Not Out of Style

Donna-Marie Cooper O’Boyle recommends The Spirituality of Fasting by Charles M. Murphy.

The Spirituality

of Fasting:

Rediscovering a

Christian Practice

By Msgr. Charles M. Murphy

Ave Maria Press, 2010

128 pages, $12.95

To order: avemariapress.com

(800) 282-1865, ext. 1


Is fasting reserved for the season of Lent? Not according to Msgr. Charles M. Murphy, author of The Spirituality of Fasting.

The subject of fasting and abstinence came up when the author, then rector of the North American College in Rome, was dining with Pope John Paul II in 1980.

“What happened to fast and abstinence in the Church in the United States?” the Pope wanted to know. When he was visiting the United States soon after his election, he had observed that fasting and abstinence had seemed to go out of style.

Msgr. Murphy explores the answer to Pope John Paul’s question along with many particulars about ancient and modern-day fasting in this book. He offers many beneficial insights to help renew our own spiritual lives.

“Jesus’ instructions on fasting are situated within the Gospel according to St. Matthew in the Sermon on the Mount,” he writes. “The whole Christian life in all its loftiness and rewards may be found there.”

In a little over 100 pages, Msgr. Murphy shines a very compelling light on the practice and necessity of fasting in our lives today.

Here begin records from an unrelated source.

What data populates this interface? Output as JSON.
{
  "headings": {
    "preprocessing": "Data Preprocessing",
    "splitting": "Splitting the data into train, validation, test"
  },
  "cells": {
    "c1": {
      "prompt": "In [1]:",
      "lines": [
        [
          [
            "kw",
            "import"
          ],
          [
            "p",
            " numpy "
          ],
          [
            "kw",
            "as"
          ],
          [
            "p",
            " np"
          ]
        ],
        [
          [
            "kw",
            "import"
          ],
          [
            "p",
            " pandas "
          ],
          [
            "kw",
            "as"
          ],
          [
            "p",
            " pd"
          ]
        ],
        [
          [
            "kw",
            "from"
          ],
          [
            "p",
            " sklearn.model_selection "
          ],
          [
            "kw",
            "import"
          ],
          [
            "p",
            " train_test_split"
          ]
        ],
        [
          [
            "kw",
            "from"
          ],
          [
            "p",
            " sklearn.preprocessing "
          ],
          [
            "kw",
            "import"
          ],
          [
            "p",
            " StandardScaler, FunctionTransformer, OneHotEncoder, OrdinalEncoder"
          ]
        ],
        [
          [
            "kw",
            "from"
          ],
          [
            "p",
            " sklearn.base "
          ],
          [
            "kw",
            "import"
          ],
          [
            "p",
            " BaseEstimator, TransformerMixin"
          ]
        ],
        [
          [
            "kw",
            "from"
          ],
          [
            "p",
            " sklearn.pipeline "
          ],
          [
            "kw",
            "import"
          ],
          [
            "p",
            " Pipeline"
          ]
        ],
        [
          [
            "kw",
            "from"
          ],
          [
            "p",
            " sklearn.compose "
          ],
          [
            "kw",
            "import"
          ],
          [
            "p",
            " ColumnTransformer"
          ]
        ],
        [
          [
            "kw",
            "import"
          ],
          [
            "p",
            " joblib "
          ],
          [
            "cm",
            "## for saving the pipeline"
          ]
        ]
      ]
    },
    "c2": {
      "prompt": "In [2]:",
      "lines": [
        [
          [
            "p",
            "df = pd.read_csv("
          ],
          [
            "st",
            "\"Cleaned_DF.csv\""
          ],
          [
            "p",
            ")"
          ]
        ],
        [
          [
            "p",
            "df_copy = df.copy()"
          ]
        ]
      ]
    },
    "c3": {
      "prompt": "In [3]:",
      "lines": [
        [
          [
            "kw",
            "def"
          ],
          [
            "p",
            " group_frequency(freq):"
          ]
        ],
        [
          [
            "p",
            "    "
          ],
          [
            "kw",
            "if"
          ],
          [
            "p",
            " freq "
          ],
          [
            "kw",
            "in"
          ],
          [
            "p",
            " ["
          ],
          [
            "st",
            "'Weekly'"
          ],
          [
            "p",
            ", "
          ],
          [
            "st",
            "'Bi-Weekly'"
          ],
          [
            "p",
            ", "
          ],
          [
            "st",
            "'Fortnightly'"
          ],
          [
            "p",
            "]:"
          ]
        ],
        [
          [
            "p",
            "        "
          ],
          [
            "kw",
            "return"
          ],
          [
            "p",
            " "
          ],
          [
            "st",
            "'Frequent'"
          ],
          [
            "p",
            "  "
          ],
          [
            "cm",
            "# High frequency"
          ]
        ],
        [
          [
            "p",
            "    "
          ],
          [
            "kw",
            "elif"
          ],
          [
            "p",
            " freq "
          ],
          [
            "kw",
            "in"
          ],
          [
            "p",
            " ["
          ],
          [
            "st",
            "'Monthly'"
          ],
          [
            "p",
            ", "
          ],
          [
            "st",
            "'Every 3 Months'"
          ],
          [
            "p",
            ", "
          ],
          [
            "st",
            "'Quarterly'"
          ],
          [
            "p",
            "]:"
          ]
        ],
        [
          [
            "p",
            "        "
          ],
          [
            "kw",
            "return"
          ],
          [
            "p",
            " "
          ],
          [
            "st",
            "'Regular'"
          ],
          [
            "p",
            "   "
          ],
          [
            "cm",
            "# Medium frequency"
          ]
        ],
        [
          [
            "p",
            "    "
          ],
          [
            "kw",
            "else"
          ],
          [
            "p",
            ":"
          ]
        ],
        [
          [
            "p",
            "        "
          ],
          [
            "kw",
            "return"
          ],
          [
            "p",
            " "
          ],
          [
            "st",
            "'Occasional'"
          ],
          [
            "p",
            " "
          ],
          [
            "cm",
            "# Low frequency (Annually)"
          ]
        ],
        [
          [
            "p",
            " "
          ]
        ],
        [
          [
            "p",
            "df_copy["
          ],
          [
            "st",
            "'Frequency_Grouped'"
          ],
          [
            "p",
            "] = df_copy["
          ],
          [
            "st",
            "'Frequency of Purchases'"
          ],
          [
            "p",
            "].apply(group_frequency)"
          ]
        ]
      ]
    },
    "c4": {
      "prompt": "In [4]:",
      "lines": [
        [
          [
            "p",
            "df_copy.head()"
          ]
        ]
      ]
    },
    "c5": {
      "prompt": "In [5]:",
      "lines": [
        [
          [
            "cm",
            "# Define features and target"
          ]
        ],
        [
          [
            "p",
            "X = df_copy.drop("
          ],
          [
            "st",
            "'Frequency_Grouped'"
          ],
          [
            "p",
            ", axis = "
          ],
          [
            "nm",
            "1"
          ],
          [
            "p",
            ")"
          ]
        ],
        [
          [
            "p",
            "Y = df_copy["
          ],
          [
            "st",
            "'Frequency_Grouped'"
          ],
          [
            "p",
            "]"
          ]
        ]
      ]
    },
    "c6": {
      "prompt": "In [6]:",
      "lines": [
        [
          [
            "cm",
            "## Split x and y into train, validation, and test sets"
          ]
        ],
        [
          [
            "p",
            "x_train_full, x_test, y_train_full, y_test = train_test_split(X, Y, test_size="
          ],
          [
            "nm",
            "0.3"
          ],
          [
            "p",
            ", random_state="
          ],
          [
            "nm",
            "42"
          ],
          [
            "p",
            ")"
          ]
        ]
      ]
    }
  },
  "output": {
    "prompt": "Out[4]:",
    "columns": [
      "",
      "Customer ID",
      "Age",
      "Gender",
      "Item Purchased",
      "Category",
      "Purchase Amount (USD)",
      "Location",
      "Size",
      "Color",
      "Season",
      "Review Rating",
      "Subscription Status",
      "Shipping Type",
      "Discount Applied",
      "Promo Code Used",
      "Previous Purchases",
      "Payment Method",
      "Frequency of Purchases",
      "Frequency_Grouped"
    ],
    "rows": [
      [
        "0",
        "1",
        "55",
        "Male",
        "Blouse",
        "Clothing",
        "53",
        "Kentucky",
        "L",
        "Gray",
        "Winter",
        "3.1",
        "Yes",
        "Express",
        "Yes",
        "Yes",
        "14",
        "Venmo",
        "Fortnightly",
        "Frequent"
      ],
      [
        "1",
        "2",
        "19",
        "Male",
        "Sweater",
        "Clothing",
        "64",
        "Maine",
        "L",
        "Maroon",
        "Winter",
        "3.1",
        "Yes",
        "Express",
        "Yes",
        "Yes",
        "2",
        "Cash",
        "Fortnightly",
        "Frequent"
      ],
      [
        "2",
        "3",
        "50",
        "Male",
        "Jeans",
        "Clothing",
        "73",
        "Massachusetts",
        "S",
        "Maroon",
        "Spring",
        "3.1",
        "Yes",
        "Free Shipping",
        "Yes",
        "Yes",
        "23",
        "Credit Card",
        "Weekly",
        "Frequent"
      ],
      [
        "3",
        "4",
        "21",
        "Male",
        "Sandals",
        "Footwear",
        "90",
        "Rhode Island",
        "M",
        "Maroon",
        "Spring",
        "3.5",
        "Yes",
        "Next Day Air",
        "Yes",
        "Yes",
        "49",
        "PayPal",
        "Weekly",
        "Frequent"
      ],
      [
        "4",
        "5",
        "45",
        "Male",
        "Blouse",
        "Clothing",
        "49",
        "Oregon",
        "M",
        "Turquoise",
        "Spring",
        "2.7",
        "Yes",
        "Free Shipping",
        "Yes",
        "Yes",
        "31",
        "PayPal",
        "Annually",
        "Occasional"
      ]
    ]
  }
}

He also discusses our preoccupation with food and dieting as well as our dilemma with buying into the consumerist culture. He impresses upon the reader the vital need to lead a simpler life. Dealing with what might seem to go beyond the frame of fasting, Msgr. Murphy gives us an example of how our living with an excess of material goods and using things wastefully does not come from a heart of piety and poverty of spirit.

“The renting of storage space has become a growth industry in our country because we have acquired so much stuff that even our cluttered garages cannot contain it all anymore,” he observes. “Stepping away into the desert perspective of Lent, we can recognize and repudiate the greed, avarice and selfish exploitation that pass for a normal life in a capitalist society, which bases itself on the profit motive and the accumulation of goods as the only measures of personal success. ... Poverty of spirit is more important today than ever as a means to practice social charity.”

The author defines religious fasting as “an act of humility before God, a penitential expression of our need for conversion from sin and selfishness. Its aim is nothing less than helping us to become more loving persons, loving God above all and our neighbor as ourselves.” He explains the purpose of fasting as “the transformation of our total being — mind, body and spirit.” Without its focus on God, we cannot achieve these aims, he reminds us. So, fasting for the sake of dieting does not cut the mustard.

Msgr. Murphy believes that monks and ordinary lay folks are called to the same principles of Christian perfection. He tells us the ancients “were correct in their conviction that prayer and fasting are needed if true charity, unhindered by our selfishness, is to take place at all.”

The author reminds us that Jesus taught us “I have come so that they may have life and have it to the full” (John 10:10). Msgr. Murphy adds, “Fasting and abstinence are part of this greater life that God intends for all of us.”

Donna-Marie Cooper O’Boyle is a Catholic author and EWTN host of “Everyday Blessings for Catholic Moms.”